MSF Spain, the Spanish arm of the international organization Medecins Sans Frontieres that delivers emergency medical aid to people affected by armed conflict, epidemics, healthcare exclusion and natural or man-made disasters, has just completed a new technical guide for a modular operating facility in emergency situations, coordinated and edited by guest professor Paul Cabrera of MSF and former student Martina Manna.
Adding to their list of publications and practical manuals, MSF Spain’s Set-up Guide for a Deployable Modular Operating Facility (DMOF) addresses the need for a rapidly-deployable and fully functional operating facility to cover surgical needs in emergency scenarios involving surgical care provision, which is critical in areas where access to surgical care is restricted due to the context and/or geographical inaccessibility.
The DMOF offers two different options of building technologies: one with locally-available materials and a second entirely with rapidly-deployable prefabricated elements.

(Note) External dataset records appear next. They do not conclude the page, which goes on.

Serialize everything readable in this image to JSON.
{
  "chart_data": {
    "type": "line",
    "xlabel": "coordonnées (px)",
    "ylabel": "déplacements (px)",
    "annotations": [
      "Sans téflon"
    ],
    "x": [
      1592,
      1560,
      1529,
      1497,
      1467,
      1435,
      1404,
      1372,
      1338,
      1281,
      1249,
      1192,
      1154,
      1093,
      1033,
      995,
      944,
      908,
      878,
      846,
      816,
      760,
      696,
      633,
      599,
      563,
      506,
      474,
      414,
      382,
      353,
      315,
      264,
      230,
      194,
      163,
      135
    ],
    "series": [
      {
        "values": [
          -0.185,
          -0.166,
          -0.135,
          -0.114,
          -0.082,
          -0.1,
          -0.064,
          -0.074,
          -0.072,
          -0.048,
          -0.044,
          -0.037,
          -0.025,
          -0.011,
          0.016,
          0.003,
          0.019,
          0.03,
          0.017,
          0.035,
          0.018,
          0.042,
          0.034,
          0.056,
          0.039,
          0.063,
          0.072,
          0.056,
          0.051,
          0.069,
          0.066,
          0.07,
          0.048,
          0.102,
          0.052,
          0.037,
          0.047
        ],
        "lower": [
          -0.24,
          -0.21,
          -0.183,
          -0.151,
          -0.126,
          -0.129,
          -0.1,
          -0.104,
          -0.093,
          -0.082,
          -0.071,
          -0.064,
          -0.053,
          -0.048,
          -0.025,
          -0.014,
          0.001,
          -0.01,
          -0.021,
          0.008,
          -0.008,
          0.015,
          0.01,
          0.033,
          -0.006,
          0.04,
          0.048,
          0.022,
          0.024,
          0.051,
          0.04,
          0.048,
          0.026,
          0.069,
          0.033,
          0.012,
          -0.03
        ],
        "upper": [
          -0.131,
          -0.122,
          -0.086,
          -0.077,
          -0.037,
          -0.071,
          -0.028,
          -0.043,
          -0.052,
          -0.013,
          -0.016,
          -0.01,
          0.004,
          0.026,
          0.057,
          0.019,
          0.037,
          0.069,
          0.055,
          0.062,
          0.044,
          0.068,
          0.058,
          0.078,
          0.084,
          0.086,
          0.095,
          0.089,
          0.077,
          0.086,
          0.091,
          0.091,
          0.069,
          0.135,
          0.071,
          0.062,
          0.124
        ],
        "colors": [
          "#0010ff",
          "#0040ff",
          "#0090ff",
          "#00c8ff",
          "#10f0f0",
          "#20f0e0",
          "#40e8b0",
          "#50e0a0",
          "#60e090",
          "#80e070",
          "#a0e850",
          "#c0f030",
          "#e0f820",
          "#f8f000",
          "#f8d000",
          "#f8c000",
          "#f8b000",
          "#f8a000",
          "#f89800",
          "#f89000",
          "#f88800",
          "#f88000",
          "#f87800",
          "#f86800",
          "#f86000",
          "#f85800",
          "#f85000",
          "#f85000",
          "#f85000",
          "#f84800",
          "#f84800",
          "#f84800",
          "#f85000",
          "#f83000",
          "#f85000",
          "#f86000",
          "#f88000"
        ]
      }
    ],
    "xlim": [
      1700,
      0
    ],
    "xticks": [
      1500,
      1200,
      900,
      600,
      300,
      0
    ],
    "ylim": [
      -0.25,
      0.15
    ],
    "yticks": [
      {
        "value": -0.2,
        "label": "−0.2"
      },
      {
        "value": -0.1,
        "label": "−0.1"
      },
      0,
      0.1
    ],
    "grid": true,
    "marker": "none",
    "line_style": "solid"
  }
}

Designed to be either assembled or built on-site for a defined period of time to allow the immediate provision of surgery, it is composed of a soft operating room in the form of a PVC tent, within a more durable hard-shelled exterior (semi-permanent structure either prefabricated or with locally available materials), to create an Operating Block facility that can be used in remote and under-resourced environments.
The guide was edited by Paul Cabrera, architect and technical referent for Construction and Sheltering at MSF Spain, along with former student Martina Manna, who completed her internship with the organization last summer and is currently employed there as “Technical designer for Water and Sanitation.”
Previous MSF publications to which former students have contributed include the Small Constructions Manual.